America surely has any one of a number of problems caused by social media, but no one would know what they actually were from tuning in to Thursday’s episode of reality television, called the "Social Media Summit," broadcast live from the formerly austere White House. That’s because the nation — including many in the press corps — did not garner an understanding of why we should all log off and spend more time with real people. Instead, we got trolled by President Donald Trump, yet again.
The clickbait-of-the-day began with an array of formerly fringe — but now, by virtue of their invitations to hobnob with the president and White House officials, essentially mainstream — conservative and alt-right icons kicking it in the inner-sanctum of the White House. Their ranks were filled with the likes of conspiracy peddlers, including the guy who founded Gateway Pundit, a radio personality who has given love to QAnon, a woman best known for wearing Trump-themed sequined dresses on various occasions (she didn't disappoint), a former White House adviser ousted for unclear reasons along with many other people normal Americans would never have heard of. (That you would never have heard of them basically makes up the core of their concerns with social media.)
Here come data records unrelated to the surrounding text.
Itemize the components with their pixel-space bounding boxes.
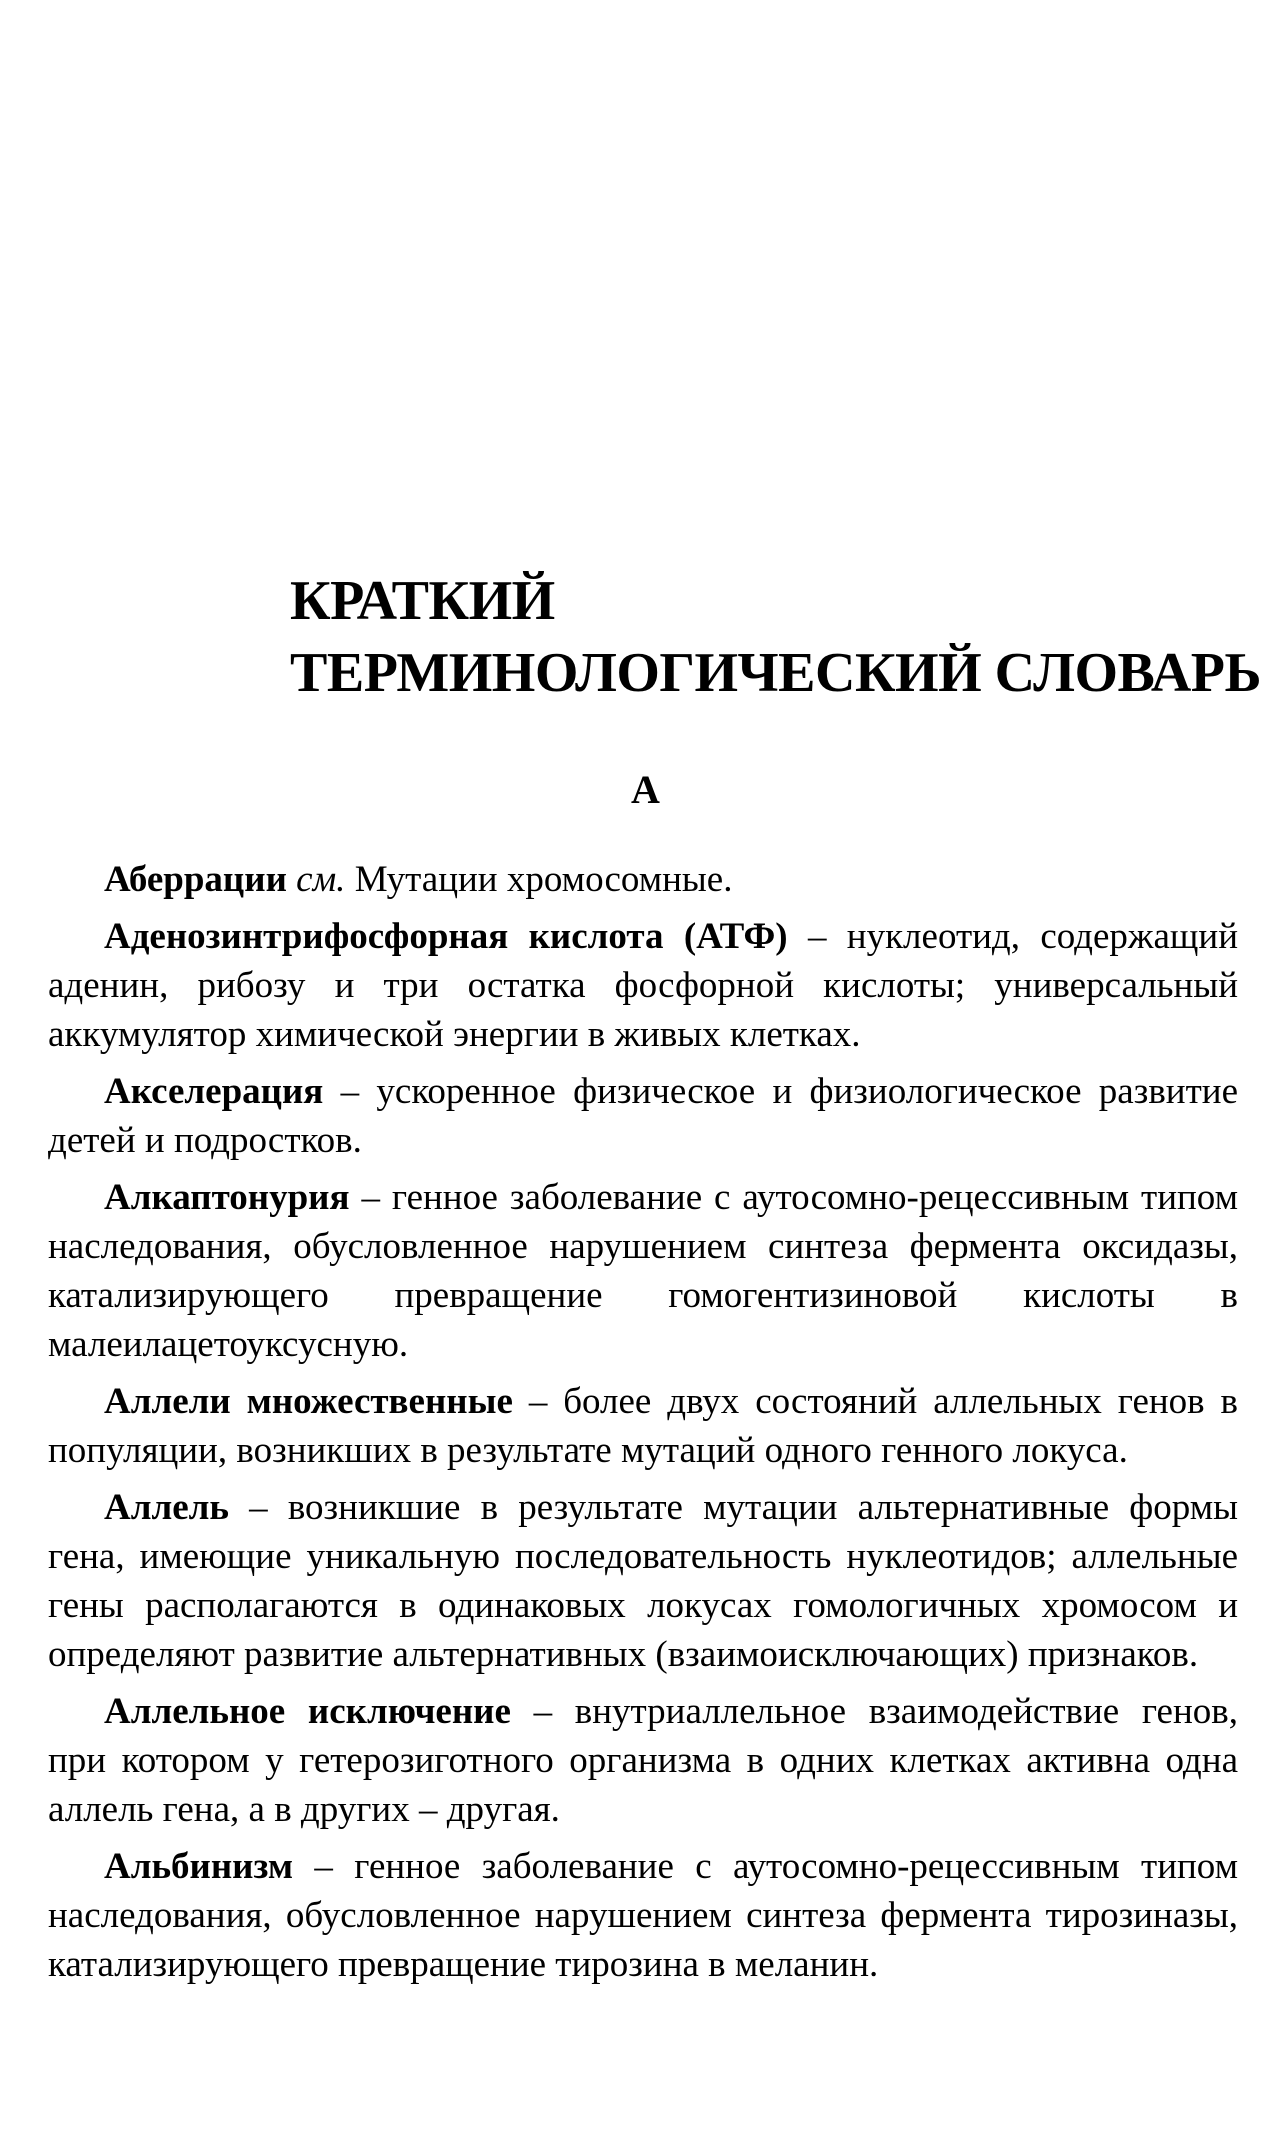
section-letter: А <box>631 767 660 812</box>
title-line-1: КРАТКИЙ <box>290 570 555 632</box>
entry-aberrations <box>48 855 1238 904</box>
entry-list <box>48 855 1238 1997</box>
entry-multiple-alleles <box>48 1377 1238 1475</box>
entry-allelic-exclusion <box>48 1687 1238 1834</box>
entry-allele <box>48 1483 1238 1679</box>
entry-acceleration <box>48 1067 1238 1165</box>
entry-alkaptonuria <box>48 1173 1238 1369</box>
entry-term: Аллели множественные <box>104 1381 513 1422</box>
entry-definition: – более двух состояний аллельных генов в популяции, возникших в результате мутаций одного генного локуса. <box>48 1381 1239 1471</box>
entry-term: Аллель <box>104 1487 229 1528</box>
entry-definition: – генное заболевание с аутосомно-рецессивным типом наследования, обусловленное нарушением синтеза фермента оксидазы, катализирующего превращение гомогентизиновой кислоты в малеилацетоуксусную. <box>48 1177 1239 1365</box>
entry-term: Аберрации <box>104 859 287 900</box>
entry-reference-marker: см. <box>296 859 346 900</box>
entry-term: Алкаптонурия <box>104 1177 350 1218</box>
entry-definition: – внутриаллельное взаимодействие генов, при котором у гетерозиготного организма в одних клетках активна одна аллель гена, а в других – другая. <box>48 1691 1238 1830</box>
title-line-2: ТЕРМИНОЛОГИЧЕСКИЙ СЛОВАРЬ <box>290 642 1261 704</box>
entry-albinism <box>48 1842 1238 1989</box>
entry-definition: – нуклеотид, содержащий аденин, рибозу и три остатка фосфорной кислоты; универсальный аккумулятор химической энергии в живых клетках. <box>48 916 1239 1055</box>
entry-definition: – возникшие в результате мутации альтернативные формы гена, имеющие уникальную последовательность нуклеотидов; аллельные гены располагаются в одинаковых локусах гомологичных хромосом и определяют развитие альтернативных (взаимоисключающих) признаков. <box>48 1487 1238 1675</box>
entry-definition: Мутации хромосомные. <box>354 859 733 900</box>
entry-term: Акселерация <box>104 1071 324 1112</box>
entry-term: Аллельное исключение <box>104 1691 511 1732</box>
entry-term: Альбинизм <box>104 1846 294 1887</box>
entry-definition: – ускоренное физическое и физиологическое развитие детей и подростков. <box>48 1071 1239 1161</box>
entry-term: Аденозинтрифосфорная кислота (АТФ) <box>104 916 788 957</box>
page-title <box>290 565 1261 709</box>
entry-definition: – генное заболевание с аутосомно-рецессивным типом наследования, обусловленное нарушением синтеза фермента тирозиназы, катализирующего превращение тирозина в меланин. <box>48 1846 1239 1985</box>
entry-atp <box>48 912 1238 1059</box>
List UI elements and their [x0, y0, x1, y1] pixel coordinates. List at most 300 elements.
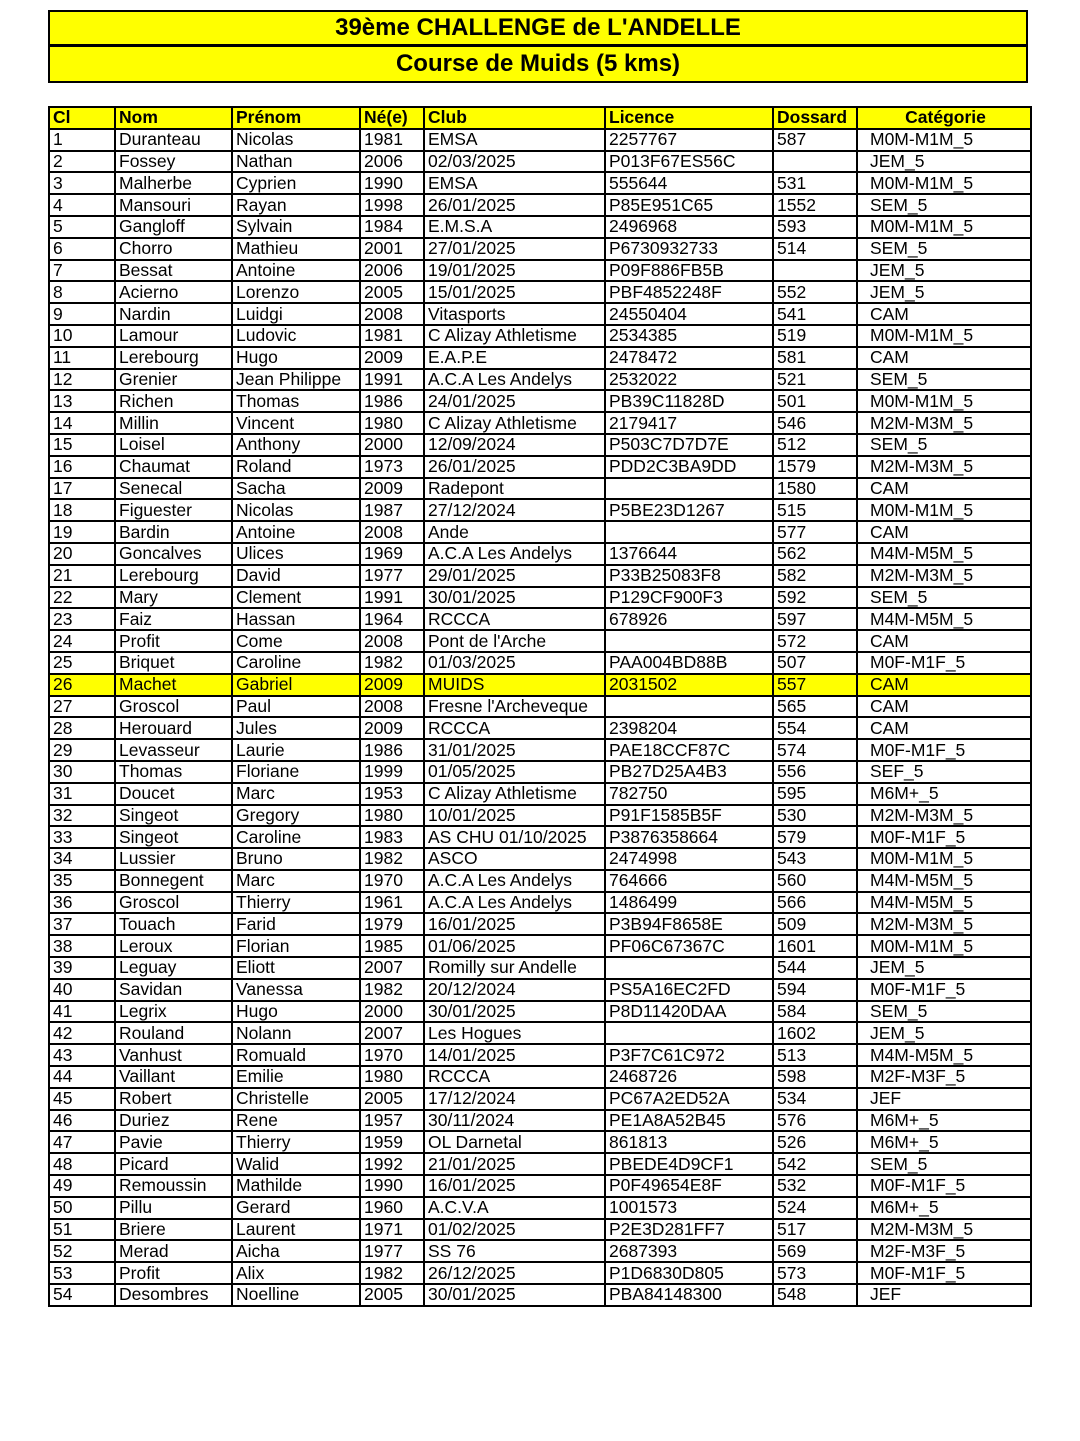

The conspiracy-theory-ridden summit eventually devolved to the point of a "Playboy" reporter and said former top White House adviser huffing and puffing their chests out at one another like chimpanzees, which freaked out one Secret Service agent, even as all other agents avoided becoming memes.
We all have a lot to learn from the agents who stayed away: They likely didn’t care about the chest pounding or they sensed that the whole thing was perhaps a made-for-TV trap pre-baked by the assembled media-savvy brain trust of conservative to alt-right antagonists.
But the ordeal raises the pressing question of our social media-stained era: If a troll is no longer shocking, are they really even a troll?
This modern quandary never perplexed history’s greatest philosophers. But it is a question with which every self-proclaimed, 140-character philosopher needs to wrestle, because we may finally be in an era in which a 48-year-old former Trump administration official can stand in the White House Rose Garden and invite a 58-year-old reporter for "Playboy" to engage in fisticuffs and not a single snowflake melts.
That question brings us to President Donald Trump, who was practically giddy earlier in the day as he looked out over what he seemed to view as his personal troll farm. “Very special day. Very important day,” Trump said as an opener. “Many of you are friends, and many of you are friends that I don’t know what you look like, but I know what you sound like, which I guess is probably more important, right?”
And the president surely knows what they sound like, because the fringe right now seems to be the steadiest part of his media diet. That’s why Trump used the full weight of the American presidency — formal trappings and all — to explicitly attach himself to the assembled conspiracy theorists under the guise of highlighting social media companies’ censorship of "conservatives."
The remarkable thing about Trump’s ode to his most ardent social media followers was that he actually pulled the veil back and showed us all what’s really going on.
“The crap you think of is unbelievable,” Trump gushed to his assembled faithful (which included House Minority Leader Kevin McCarthy) not even five minutes into his nearly 50-minute-long address. Then, after predictably labeling the press corps as “dishonest” and “corrupt,” Trump congratulated his social media influencers: “We’re getting the word out, and we get it out in a different way.”
But, actually, they're still getting it out the same way. CNN ran the story with the headline: “'Circus show' summit: Trump delivers meandering speech to his digital army of supporters at the White House.” More than that, the story was sourced by “one attendee” and “the second attendee” who talked “on the condition of anonymity because their employers had not authorized them to speak to the press.”
It seems the troll-in-chief won again: He got to bash the mainstream media and then bask in it. And almost nobody actually cared.
In fact, the only moment of real, made-for-Twitter drama was the will-they-or-won't they fight, which ended with the reporter yelling at the former adviser to "get a job.” That gave Trump’s conservative media machine an opening, and the true trolls came out, since they were already seated in the Rose Garden.
“I’m on the same team as you. We’re both journalists,” yelled the rabble-rousing James O’Keefe, best known for posting heavily edited videos designed to achieve political ends and whose era of influence ended when he attempted to trap a CNN reporter with him in a boat full of sex toys, to the assembled reporters. “We’re both investigative reporters. All I ask is, do your job.”
So, OK: I’m writing about them and you’re reading about them.
But to the larger philosophical question, I'm not sure I have to, or whether you do. Just as when a tree falls in the forest and no one hears it, maybe it makes a noise but who cares. If a troll pokes at you every day but they can't really hurt you, at a certain point they’re not a troll, they’re just a gnat.
And you can't swat at every gnat, anyway. Just brush them aside and stay focused on the beautiful day around you. Let them buzz away until they buzz off.